Nos miramos mientras las lágrimas recorrían nuestros rostros y, si, nos fundimos en un abrazo, un abrazo que hacía no tantos años habría sido improbable.

Corrí a mí casa y ante el estupor de mi madre rebusqué en el viejo arcón hasta que encontré mi vieja espada de madera y la arrojé a la chimenea. No quería más armas en mi vida, ni siquiera las de juguete. Lo único que pedí a aquellas llamas es que no se volviese a repetir una situación semejante, ¡no más guerras!, ¡no más muertes!, ¡no más lágrimas en los ojos de aquellos que pierden un familiar o les ven regresar en una situación lamentable!

Por eso ahora que han pasado algunos años, no tantos como pudieran parecer, que aún quedamos hombres con la memoria suficiente para recordar aquella barbarie, vemos con estupor que es inevitable que vuelva a suceder lo mismo y que la tierra volverá, si nadie lo evita, a ser regada con más sangre inocente.

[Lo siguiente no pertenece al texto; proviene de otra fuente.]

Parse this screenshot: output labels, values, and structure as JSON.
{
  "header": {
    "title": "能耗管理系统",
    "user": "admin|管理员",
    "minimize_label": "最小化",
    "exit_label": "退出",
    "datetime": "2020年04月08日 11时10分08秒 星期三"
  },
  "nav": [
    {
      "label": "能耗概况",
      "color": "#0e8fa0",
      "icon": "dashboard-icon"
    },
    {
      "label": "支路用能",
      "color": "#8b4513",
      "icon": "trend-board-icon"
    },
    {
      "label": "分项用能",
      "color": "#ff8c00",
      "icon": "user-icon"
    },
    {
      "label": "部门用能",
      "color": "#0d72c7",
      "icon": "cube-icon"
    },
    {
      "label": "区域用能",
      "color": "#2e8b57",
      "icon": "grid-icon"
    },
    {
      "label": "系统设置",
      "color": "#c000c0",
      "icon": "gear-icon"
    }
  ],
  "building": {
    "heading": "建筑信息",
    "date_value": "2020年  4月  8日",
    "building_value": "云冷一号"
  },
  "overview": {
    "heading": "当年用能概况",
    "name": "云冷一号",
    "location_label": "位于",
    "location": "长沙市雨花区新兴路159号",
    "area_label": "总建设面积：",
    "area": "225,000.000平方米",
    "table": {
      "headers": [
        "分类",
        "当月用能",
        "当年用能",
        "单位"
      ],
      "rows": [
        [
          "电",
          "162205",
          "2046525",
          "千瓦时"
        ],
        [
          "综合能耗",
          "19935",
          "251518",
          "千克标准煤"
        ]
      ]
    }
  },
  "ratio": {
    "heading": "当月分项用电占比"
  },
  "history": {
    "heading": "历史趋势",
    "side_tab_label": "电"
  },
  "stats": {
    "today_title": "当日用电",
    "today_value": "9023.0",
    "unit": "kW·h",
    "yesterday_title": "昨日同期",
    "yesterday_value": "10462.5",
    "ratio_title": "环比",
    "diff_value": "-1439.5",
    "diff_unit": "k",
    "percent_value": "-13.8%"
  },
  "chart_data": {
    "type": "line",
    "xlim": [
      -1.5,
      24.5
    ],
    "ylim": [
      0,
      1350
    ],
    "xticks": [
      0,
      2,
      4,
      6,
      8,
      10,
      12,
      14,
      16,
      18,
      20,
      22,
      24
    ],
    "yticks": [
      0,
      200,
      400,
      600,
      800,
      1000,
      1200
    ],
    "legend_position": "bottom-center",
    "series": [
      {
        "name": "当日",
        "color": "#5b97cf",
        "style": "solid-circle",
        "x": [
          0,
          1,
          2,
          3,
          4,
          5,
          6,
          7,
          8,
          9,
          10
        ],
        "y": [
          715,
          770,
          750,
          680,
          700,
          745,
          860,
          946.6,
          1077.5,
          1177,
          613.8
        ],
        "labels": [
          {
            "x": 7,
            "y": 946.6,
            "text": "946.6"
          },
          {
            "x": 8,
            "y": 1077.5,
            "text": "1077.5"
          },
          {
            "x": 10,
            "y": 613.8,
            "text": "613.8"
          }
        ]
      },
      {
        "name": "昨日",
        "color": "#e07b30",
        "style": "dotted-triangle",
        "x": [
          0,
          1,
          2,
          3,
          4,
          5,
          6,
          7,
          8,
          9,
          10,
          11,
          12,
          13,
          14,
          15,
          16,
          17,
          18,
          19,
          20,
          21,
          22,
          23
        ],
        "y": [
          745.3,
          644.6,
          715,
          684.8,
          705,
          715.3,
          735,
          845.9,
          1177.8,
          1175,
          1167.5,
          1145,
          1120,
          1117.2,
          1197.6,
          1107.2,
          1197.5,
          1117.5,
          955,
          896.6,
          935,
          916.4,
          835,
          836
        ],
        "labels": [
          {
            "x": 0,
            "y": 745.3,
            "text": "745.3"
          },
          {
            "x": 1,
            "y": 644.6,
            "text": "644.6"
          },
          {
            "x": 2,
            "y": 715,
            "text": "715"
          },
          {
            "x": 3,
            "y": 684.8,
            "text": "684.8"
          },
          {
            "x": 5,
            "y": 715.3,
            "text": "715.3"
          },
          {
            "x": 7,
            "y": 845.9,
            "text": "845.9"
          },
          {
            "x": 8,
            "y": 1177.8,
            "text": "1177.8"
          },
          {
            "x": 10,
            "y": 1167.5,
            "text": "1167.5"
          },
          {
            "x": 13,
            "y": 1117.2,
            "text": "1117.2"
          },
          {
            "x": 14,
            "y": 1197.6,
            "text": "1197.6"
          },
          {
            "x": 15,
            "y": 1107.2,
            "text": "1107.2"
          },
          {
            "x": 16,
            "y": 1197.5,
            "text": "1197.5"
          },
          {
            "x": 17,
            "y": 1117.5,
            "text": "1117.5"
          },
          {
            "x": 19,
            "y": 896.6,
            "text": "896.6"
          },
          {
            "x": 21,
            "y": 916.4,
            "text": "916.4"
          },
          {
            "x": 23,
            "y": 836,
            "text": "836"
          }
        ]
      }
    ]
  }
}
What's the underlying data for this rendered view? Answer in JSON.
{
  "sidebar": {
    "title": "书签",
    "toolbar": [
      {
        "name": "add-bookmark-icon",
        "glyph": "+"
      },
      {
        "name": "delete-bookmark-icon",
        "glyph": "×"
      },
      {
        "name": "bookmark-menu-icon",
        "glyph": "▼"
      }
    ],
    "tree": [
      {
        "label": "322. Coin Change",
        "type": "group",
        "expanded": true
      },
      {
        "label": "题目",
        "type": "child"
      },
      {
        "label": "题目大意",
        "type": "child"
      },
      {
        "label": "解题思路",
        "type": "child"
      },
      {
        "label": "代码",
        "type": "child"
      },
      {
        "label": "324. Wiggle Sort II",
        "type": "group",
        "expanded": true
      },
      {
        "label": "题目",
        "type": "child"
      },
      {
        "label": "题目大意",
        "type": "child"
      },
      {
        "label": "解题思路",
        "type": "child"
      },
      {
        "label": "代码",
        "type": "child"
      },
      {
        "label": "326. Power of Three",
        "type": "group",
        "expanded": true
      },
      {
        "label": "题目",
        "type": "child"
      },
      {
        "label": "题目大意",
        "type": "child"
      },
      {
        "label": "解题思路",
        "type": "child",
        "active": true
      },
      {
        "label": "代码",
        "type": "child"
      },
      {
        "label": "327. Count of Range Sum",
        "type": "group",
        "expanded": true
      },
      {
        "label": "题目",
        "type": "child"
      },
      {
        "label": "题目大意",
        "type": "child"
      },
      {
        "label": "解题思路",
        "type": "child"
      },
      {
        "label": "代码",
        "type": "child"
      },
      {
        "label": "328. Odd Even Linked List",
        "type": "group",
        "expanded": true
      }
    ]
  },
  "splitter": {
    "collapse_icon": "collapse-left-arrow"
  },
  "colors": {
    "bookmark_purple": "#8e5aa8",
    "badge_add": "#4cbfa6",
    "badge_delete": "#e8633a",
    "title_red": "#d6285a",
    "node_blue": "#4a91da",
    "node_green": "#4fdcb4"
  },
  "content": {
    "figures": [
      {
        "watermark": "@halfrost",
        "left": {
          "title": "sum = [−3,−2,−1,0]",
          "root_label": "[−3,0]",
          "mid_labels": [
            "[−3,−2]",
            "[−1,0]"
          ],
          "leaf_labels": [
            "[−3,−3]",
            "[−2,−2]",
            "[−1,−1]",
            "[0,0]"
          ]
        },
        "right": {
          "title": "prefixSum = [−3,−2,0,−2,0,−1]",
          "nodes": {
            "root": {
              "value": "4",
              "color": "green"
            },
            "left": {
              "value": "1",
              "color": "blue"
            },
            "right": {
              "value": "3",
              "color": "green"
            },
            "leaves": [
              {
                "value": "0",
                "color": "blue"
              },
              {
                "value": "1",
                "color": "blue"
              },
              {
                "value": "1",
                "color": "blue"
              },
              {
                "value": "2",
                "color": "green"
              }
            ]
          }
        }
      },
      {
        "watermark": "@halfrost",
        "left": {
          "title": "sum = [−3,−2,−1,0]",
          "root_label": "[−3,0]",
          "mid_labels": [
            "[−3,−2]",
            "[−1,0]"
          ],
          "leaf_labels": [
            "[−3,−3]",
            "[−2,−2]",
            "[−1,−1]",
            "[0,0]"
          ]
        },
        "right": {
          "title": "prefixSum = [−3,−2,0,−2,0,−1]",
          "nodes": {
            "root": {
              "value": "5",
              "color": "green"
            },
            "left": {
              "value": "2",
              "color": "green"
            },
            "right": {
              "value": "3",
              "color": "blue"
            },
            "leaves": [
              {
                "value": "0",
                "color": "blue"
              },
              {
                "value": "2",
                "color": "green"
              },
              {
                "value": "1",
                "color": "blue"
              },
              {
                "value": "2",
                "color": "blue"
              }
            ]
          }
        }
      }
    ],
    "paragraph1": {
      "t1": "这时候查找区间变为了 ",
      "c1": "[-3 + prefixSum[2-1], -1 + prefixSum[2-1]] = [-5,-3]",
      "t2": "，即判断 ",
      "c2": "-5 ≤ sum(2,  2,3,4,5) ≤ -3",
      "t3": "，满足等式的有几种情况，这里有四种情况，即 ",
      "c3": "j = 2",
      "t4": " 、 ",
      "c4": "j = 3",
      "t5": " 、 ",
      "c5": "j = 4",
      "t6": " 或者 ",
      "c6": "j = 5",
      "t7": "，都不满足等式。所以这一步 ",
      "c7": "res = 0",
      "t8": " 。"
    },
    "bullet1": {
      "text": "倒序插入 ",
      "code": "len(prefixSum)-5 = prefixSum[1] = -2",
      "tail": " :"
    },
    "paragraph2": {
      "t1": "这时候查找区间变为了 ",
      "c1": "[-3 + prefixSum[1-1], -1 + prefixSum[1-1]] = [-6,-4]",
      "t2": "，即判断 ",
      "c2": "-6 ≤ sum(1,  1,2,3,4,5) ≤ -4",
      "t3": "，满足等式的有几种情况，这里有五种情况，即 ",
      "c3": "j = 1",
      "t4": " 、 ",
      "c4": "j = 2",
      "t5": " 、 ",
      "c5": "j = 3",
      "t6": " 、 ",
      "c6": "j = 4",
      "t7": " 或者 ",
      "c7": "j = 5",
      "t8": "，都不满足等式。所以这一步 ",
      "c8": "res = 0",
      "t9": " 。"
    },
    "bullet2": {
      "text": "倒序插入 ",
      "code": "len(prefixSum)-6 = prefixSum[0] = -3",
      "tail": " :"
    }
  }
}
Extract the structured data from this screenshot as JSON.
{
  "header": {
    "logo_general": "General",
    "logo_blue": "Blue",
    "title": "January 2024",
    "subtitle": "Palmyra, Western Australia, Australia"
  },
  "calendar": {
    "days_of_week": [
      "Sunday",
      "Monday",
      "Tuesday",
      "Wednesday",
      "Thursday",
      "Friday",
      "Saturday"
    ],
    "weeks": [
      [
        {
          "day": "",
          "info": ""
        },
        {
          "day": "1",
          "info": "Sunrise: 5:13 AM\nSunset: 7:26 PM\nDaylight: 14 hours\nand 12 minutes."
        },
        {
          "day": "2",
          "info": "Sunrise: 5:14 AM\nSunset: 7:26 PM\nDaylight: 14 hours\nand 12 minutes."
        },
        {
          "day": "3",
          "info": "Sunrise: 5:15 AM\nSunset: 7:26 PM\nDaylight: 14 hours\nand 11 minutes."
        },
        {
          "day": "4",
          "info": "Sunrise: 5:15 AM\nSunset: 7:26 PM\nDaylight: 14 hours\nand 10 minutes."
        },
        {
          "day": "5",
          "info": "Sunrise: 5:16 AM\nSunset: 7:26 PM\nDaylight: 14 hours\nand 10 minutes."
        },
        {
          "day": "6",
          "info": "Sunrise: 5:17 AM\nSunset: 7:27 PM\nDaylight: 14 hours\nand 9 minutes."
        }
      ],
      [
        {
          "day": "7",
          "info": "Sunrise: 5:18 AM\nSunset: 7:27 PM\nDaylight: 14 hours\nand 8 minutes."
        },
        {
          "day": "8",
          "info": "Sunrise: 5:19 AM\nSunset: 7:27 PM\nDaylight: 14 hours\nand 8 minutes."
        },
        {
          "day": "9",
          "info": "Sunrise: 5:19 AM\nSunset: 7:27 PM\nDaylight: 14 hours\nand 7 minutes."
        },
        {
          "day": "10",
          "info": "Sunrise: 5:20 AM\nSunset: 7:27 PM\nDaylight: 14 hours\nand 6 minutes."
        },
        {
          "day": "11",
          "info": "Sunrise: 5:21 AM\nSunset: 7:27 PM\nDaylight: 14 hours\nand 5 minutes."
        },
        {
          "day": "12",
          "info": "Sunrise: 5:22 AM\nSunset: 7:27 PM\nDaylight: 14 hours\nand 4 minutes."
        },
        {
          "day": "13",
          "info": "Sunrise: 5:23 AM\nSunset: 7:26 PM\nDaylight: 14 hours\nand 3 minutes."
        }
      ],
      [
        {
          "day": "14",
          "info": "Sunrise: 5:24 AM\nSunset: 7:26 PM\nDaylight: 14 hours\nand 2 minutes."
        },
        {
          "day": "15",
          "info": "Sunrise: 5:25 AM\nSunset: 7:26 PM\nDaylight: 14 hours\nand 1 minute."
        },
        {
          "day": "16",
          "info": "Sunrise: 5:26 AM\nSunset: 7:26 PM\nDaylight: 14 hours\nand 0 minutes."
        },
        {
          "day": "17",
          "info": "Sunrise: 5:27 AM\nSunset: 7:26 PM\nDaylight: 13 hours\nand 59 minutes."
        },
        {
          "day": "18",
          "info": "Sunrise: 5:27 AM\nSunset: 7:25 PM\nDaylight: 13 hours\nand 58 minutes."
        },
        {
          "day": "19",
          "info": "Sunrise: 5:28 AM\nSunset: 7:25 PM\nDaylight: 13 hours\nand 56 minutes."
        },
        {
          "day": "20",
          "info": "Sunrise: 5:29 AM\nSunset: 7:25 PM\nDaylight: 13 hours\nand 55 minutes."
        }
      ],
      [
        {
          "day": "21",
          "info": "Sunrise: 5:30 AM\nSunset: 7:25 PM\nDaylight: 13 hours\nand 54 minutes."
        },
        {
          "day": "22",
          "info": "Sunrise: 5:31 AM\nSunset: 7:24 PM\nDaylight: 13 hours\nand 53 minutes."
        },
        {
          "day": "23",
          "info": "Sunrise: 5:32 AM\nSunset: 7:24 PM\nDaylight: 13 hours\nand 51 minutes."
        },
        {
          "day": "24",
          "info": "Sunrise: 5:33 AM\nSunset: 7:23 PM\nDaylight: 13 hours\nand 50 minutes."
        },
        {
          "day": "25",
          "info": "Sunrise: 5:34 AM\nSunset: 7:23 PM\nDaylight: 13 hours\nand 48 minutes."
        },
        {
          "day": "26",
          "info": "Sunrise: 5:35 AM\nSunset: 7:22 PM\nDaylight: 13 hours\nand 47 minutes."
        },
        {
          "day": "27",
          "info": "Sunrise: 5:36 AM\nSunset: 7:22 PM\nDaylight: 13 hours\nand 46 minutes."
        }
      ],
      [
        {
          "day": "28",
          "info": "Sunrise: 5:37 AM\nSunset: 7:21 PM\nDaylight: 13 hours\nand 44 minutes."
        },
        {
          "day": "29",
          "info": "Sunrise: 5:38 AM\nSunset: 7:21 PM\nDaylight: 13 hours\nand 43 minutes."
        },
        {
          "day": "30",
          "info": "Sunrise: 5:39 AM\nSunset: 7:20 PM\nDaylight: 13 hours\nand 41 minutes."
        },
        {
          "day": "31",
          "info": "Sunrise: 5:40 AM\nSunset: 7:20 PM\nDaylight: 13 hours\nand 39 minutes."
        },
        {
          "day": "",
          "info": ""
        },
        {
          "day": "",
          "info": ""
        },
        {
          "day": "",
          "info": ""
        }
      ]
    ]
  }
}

Hoy 1 de septiembre de 1939, Maurice y nuestras familias nos hemos reunidos en el salón de mi casa y estamos escuchando  en la radio las últimas noticias: Alemania, sin aviso previo, ha invadido Polonia. El resto de los países europeos ante semejante abuso de poder han decido declarar la guerra al ejército del Tercer Reich.

Nosotros dos, Maurice Darras y René Voinchet, supervivientes de La Gran Guerra,  nos separamos del círculo familiar y nos miramos de la misma forma que nos habíamos mirado aquel día de primeros de diciembre de 1918 cuando nos reencontramos en la plaza. Los hombres volvíamos a ser igual de estúpidos que veintiún años atrás. Volvíamos a ser pequeñas “ratas” peleando por el mismo queso.